What are some common challenges they are facing?
1. Fashion and Luxury DNA
“It is not the case that you list luxury items on your site, then consumers will just come to buy them,” said Wong from Activation Group when commenting on challenges faced by these two platforms to further tap into the luxury sector.
“These e-commerce platforms need to adjust their branding to show their fashion and luxury DNA. That’s how to uplift Chinese consumers’ expectations and confidence in purchasing luxury items on their sites.”
Unlike international luxury e-tailers such as Yoox Net-a-Porter and Farfetch, which has had luxury in its DNA from the get-go and has long been endorsed by brands, Alibaba and JD.com both started with a grassroots profile. Therefore, whether they are able to transform their image through these luxury platforms in the eye of the market remains a pivotal question.
The issue of counterfeits is an old one, but it has been a constant thorn for international luxury brands looking to develop a closer relationship with Chinese domestic e-commerce platforms. It is a topic that cannot be avoided, particularly by Alibaba whose Taobao Marketplace has been flooded with fake goods.
Since late last year, however, Alibaba has made a flurry of public efforts in dealing with the issue from setting up the Anti-counterfeiting Alliance to launching an IP protection platform for brands.
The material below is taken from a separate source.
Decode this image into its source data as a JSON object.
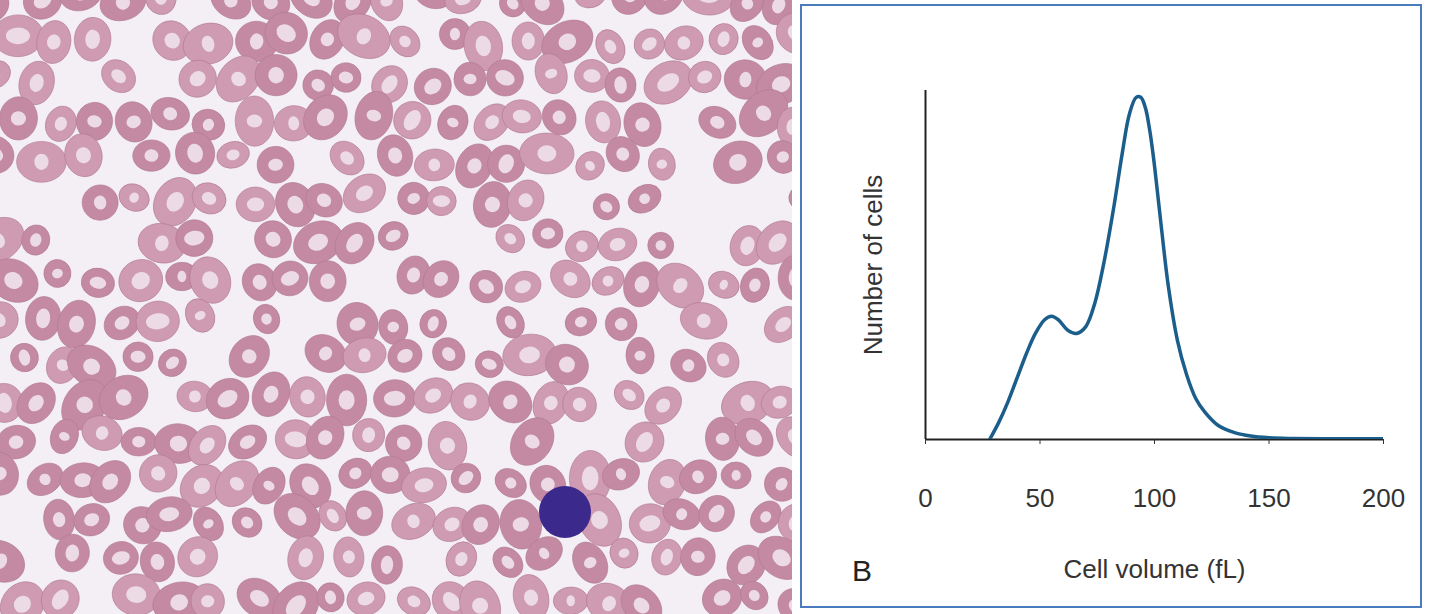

“They are making a lot more progress now than they were last year,” L2’s Flora said and added that these ramped-up efforts are really paying off for them as this year, they have attracted several new brands such as Tag Heuer, Furla and Polo Ralph Lauren.
JD.com, on the other hand, has received less criticism on this front. “JD.com is a bit more advantageous at convincing brands that it could fight fakes,” Flora noted, “because it distributes products from its own warehouses. So it shows that they are able to be more on top of counterfeits than Alibaba.”
But JD.com is also not immune to the counterfeiting phenomenon. In January 2017, a Chinese consumer sued JD.com for selling fake luxury timepieces on its platform in Beijing Chaoyang People’s Court. Even though JD.com was not punished in that case (the court decided the platform was not the right party to be sued), fake products do exist on the site.
3. Customer experience
Another aspect that both platforms need to work on is creating the luxury customer experience online to satisfy buyers looking for exclusivity and premium services like the ones they receive at traditional brick-and-mortar luxury retailers.
Alibaba has relied on the “New Retail” initiative they are experimenting with to deliver a seamless shopping experience for consumers. This new data-driven business model will integrate online stores, physical stores and logistics, which has the potential to create high-end luxury experiences for consumers.
JD.com focuses more on the logistics side. It just unveiled the “white glove” express delivery service for luxury buyers. In some metropolitan cities, consumers can receive their orders within 24 hours and their packages are brought to them by well-dressed deliverymen in luxury cars.